I already mentioned that we had mixed emotions about going to Myanmar. I decided to read more about the history of Myanmar while we were travelling through the country. Ironically, I tried to purchase different books on my Kindle while we were in Thailand, but Amazon told me that because of my country of origin being the U.S.A. I was not authorized to purchase any books about Myanmar. I found this very strange. I would have expected not to be able to buy these books while in Myanmar, but why is Amazon censoring my reading material? Anyway, after much pursuit I found a bookstore in Bangkok where I found several books about Myanmar, and decided upon The River of Lost Footsteps by Thant Myint-U. Reading this book greatly enriched my experience in Myanmar and made me feel better about travelling through the country. Many argue that to travel in Myanmar is to support the military regime that is their government. While I understand this point of view and also agree with it in some respect, I also must agree with Myint-U, who makes a strong argument for why it is necessary for Myanmar to be opened and exposed to other cultures. He blames the isolation of Myanmar from the international community for the persistent hardships; consistent warfare, poverty, dictatorship and oppression, that the country endures.
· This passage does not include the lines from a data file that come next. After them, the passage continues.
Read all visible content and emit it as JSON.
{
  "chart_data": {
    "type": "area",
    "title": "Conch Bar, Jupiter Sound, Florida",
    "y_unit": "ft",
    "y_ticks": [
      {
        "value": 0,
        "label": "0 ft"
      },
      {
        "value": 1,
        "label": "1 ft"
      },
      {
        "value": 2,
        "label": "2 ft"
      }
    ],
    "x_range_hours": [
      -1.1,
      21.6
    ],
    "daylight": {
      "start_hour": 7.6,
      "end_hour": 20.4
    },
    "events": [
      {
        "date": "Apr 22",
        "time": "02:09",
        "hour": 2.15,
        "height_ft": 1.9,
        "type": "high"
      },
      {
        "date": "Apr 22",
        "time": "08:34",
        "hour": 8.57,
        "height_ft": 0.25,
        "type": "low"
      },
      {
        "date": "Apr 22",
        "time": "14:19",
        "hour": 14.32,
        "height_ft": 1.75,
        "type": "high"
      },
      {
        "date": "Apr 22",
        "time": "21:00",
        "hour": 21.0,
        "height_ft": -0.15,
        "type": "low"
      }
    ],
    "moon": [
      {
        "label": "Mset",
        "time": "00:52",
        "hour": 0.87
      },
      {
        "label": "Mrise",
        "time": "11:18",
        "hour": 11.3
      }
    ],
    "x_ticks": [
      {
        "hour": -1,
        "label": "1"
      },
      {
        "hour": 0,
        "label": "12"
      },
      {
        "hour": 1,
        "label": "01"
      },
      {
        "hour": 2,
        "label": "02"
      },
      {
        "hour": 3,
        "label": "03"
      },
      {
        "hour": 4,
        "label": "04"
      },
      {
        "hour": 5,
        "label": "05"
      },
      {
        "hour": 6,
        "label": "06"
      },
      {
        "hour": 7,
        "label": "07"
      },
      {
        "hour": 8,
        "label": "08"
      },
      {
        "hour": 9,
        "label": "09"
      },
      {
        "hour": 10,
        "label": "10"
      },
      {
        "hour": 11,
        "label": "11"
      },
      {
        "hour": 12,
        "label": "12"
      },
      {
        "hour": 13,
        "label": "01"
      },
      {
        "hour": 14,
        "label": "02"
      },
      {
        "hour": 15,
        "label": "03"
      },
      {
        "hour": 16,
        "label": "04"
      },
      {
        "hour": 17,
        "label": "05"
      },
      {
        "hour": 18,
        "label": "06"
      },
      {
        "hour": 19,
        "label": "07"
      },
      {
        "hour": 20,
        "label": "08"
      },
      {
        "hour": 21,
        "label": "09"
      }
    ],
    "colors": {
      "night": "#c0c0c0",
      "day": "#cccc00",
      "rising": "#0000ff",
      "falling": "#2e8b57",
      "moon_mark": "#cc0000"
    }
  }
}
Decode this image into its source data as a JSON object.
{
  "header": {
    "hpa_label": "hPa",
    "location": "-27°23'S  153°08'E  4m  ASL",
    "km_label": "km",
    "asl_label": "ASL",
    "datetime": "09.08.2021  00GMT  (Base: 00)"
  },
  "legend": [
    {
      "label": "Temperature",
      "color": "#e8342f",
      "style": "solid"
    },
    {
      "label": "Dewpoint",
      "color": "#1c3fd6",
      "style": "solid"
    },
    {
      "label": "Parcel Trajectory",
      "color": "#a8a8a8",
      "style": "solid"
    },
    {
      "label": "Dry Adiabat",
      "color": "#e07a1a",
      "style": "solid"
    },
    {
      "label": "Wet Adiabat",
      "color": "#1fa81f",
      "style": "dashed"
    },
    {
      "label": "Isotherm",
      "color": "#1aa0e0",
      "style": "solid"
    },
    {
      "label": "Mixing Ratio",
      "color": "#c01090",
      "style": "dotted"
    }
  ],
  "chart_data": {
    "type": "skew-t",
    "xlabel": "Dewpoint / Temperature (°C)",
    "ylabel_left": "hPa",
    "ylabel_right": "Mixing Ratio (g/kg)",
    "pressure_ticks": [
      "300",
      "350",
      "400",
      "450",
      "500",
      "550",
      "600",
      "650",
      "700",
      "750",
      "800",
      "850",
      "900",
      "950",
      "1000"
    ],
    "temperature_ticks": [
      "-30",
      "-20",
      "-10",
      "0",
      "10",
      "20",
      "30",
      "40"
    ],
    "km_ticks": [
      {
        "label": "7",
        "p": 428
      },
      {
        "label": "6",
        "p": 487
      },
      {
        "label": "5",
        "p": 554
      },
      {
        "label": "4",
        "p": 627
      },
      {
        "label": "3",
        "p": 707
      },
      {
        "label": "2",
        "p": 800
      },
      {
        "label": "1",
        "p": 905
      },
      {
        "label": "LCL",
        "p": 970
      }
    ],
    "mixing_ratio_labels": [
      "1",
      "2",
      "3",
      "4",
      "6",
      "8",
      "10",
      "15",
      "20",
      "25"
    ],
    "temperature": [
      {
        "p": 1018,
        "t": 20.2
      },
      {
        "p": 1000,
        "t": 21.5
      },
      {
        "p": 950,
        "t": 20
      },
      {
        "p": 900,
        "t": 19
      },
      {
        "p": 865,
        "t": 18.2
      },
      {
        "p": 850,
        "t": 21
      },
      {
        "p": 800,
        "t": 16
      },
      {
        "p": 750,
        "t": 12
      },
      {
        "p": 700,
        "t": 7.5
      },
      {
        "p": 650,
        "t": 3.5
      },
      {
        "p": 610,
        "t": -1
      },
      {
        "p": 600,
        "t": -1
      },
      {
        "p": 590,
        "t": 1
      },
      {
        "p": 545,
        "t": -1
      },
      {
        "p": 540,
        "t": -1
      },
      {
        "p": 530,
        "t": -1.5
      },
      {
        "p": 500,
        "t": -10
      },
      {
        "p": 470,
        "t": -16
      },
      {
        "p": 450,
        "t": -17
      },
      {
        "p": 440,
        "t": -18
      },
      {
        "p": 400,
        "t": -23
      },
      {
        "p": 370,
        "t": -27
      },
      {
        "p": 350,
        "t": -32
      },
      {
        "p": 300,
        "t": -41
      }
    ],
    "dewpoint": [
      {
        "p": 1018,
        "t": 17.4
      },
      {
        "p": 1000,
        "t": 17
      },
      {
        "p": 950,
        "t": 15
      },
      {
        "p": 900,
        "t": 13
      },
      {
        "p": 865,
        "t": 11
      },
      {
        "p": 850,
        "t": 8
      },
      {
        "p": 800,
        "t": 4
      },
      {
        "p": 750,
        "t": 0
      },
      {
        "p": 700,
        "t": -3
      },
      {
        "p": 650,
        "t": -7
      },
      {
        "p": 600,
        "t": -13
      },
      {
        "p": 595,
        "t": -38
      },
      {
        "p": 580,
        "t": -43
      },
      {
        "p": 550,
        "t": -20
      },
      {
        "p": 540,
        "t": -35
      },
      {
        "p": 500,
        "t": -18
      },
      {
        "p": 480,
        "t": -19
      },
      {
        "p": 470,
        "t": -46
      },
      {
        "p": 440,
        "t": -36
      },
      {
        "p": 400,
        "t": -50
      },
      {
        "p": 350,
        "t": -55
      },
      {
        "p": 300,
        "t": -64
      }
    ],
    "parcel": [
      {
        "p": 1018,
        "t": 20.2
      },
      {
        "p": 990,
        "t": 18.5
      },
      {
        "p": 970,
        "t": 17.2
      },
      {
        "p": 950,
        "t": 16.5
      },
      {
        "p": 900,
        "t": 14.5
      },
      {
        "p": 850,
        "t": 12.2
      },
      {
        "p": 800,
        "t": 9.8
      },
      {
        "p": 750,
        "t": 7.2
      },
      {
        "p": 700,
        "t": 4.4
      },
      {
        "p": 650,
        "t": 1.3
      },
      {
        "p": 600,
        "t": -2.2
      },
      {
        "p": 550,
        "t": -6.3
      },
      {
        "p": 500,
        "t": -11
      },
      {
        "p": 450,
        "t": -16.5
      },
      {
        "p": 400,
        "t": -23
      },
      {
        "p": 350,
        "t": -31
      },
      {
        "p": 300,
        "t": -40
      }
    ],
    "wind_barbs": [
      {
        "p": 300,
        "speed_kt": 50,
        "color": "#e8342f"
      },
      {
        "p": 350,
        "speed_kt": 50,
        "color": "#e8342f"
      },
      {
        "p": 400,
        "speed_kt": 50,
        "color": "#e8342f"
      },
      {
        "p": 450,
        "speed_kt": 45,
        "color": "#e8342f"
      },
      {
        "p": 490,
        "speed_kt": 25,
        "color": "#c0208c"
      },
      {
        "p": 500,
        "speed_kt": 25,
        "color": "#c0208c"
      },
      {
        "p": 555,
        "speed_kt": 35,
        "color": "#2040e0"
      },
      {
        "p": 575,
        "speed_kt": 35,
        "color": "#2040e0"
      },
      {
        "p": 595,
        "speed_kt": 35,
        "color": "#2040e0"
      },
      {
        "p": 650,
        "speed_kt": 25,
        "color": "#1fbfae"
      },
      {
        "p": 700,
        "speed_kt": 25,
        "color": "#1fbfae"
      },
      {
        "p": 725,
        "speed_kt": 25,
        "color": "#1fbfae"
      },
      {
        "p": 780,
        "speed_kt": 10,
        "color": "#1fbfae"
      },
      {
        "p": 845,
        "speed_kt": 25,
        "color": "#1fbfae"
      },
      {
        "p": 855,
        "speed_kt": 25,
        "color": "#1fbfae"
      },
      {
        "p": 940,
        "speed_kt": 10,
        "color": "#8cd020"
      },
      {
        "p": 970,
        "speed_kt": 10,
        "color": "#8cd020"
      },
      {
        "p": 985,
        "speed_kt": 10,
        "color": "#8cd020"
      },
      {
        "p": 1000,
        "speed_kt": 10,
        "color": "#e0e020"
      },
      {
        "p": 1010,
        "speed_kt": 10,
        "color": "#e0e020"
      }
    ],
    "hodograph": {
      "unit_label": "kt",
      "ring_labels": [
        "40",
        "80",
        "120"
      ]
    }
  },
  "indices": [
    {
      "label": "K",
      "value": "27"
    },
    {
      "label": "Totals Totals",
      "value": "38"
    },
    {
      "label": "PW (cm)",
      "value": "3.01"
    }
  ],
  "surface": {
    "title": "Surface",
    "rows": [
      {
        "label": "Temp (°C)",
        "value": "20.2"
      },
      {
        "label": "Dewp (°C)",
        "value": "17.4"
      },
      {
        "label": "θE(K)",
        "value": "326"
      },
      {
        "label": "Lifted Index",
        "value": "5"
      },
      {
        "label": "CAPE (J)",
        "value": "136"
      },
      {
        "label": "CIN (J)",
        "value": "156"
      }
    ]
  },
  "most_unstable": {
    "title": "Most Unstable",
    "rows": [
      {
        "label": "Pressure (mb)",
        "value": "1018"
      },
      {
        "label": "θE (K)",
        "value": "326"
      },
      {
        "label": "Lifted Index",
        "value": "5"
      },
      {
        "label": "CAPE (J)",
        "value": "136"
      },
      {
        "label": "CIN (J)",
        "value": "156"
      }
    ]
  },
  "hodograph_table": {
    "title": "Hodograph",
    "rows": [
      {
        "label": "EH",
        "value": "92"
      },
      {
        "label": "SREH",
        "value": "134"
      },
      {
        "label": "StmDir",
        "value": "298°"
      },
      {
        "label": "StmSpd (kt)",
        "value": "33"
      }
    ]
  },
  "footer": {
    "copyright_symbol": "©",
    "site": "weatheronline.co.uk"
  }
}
“When General Ne Win came to power in 1962, there were military regimes everywhere in Asia. The difference between the Burmese military regime and its counterparts in South Korea, Thailand, and Indonesia is not that the Burmese regime had been any more repressive, but that the others had trusted in technocrats, presided over long periods of economic growth, and allowed for the development of civil society. All these things were possible because these countries were not isolated from the international community, and because trade and tourism strengthened rather than weakened the hand of those who eventually demanded political change. If Thailand and Indonesia had been under U.S. and European sanctions the past twenty years, they would not be democracies today.”
 
We spent Christmas, Tony’s 40th birthday, our 2nd anniversary, and New Year’s in Myanmar.  We decided that we would postpone these celebrations until we made it to Bali where we could lie on a beach and eat better food. Although we had a wonderful experience travelling and learning more about the Burmese culture, Myanmar just didn’t seem like the place to celebrate, particularly because we were suffering from food borne illness during so many of these occasions and could barely eat or drink for several days. Myanmar cuisine is incredibly unique and a little hard to get used to, especially after being sick from it once. Even just walking down the street, there is a permeating stench of fish sauce mixed with oils and strong spices everywhere you go.  The odor just adds more to the amazing wonder that is Myanmar, a place that makes you feel like you have really stepped back in time.